China’s role, too, will remain central. Beijing does not want a Middle East permanently shaped by American military pressure or Israeli escalation. It wants predictability, energy security and diplomatic balance. By supporting Pakistan’s mediation and advocating regional stability, China is showing that it sees peace in the Gulf as part of the wider global order. This aligns with Pakistan’s interest in a multipolar environment where disputes are resolved through dialogue rather than coercion.
The real test will come after the announcement of any deal. A 60-day pause can either become the beginning of structured diplomacy or simply a countdown to another confrontation. The region has seen many temporary understandings collapse because the deeper political questions were postponed rather than addressed. This time, the ceasefire must be linked to a serious process: nuclear talks, sanctions relief, maritime security, non-escalation guarantees and regional dialogue.

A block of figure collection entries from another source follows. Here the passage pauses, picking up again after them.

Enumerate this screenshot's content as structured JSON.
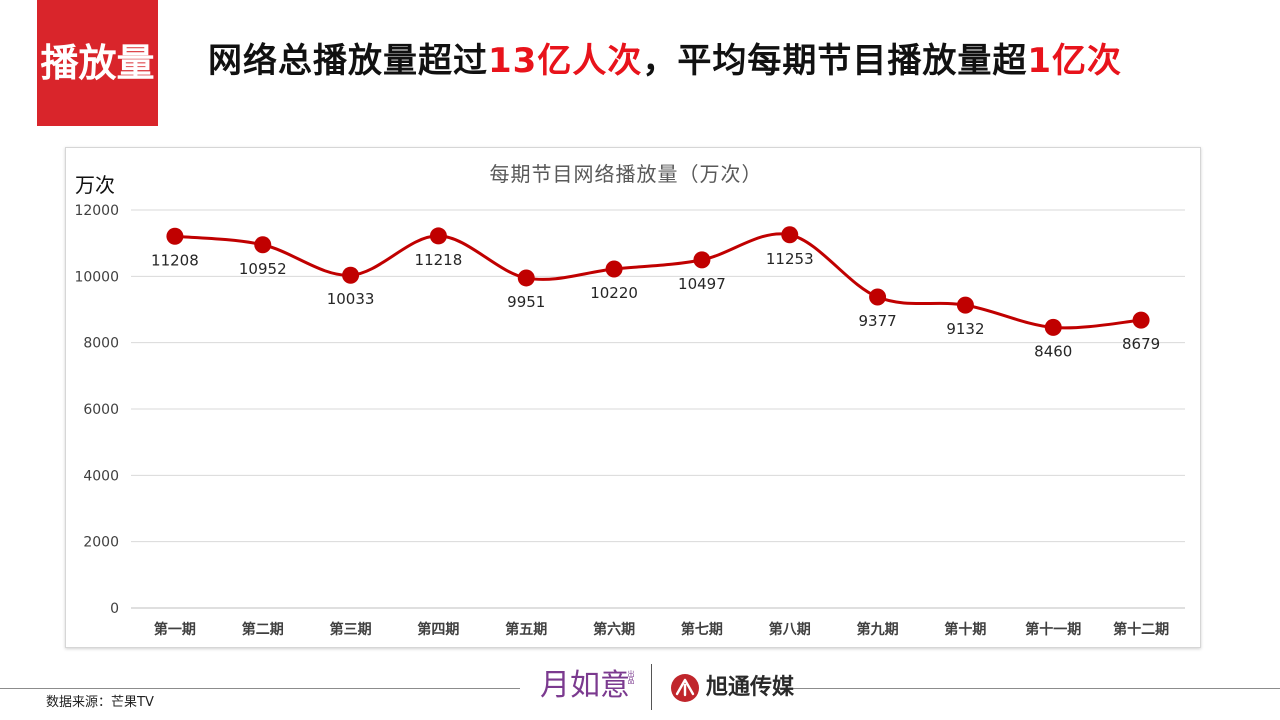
{
  "header": {
    "block_label": "播放量",
    "headline": {
      "part1": "网络总播放量超过",
      "highlight1": "13亿人次",
      "part2": "，平均每期节目播放量超",
      "highlight2": "1亿次"
    }
  },
  "colors": {
    "header_block": "#d9252b",
    "highlight": "#e8131b",
    "series_line": "#c00000",
    "logo_purple": "#7b3a8f",
    "logo_red": "#c0262c"
  },
  "chart_data": {
    "type": "line",
    "title": "每期节目网络播放量（万次）",
    "ylabel": "万次",
    "xlabel": "",
    "categories": [
      "第一期",
      "第二期",
      "第三期",
      "第四期",
      "第五期",
      "第六期",
      "第七期",
      "第八期",
      "第九期",
      "第十期",
      "第十一期",
      "第十二期"
    ],
    "series": [
      {
        "values": [
          11208,
          10952,
          10033,
          11218,
          9951,
          10220,
          10497,
          11253,
          9377,
          9132,
          8460,
          8679
        ]
      }
    ],
    "data_labels": [
      "11208",
      "10952",
      "10033",
      "11218",
      "9951",
      "10220",
      "10497",
      "11253",
      "9377",
      "9132",
      "8460",
      "8679"
    ],
    "ylim": [
      0,
      12000
    ],
    "yticks": [
      0,
      2000,
      4000,
      6000,
      8000,
      10000,
      12000
    ],
    "ytick_labels": [
      "0",
      "2000",
      "4000",
      "6000",
      "8000",
      "10000",
      "12000"
    ],
    "grid": true,
    "smooth": true,
    "markers": "circle"
  },
  "footer": {
    "source": "数据来源：芒果TV",
    "logo1_text": "月如意",
    "logo1_small": "出品",
    "logo2_text": "旭通传媒",
    "logo1_icon": "logo-yueruyi",
    "logo2_icon": "logo-xutong"
  }
}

For Pakistan, the opportunity is clear but delicate. Islamabad has a chance to show that it can act as a bridge in one of the world’s most dangerous conflicts. It also has a chance to deepen strategic coordination with China while maintaining working channels with Washington, Tehran and the Gulf. This is not easy diplomacy. But it is exactly the kind of diplomacy Pakistan needs at a time when its national security is directly connected to regional stability.
The Iran-US war has already shown that military pressure cannot produce durable peace on its own. It can create fear, destruction and temporary leverage, but eventually adversaries return to the negotiating table. Pakistan’s role is to help keep that table intact. China’s role is to give that process strategic support. The way ahead is not a dramatic peace settlement overnight, but a disciplined path from ceasefire to dialogue, from dialogue to guarantees, and from guarantees to regional stability.
If Islamabad handles this moment with balance, patience and strategic clarity, Pakistan can emerge not as a bystander to the Middle East crisis, but as a credible contributor to peace. In a region exhausted by war, that is no small achievement.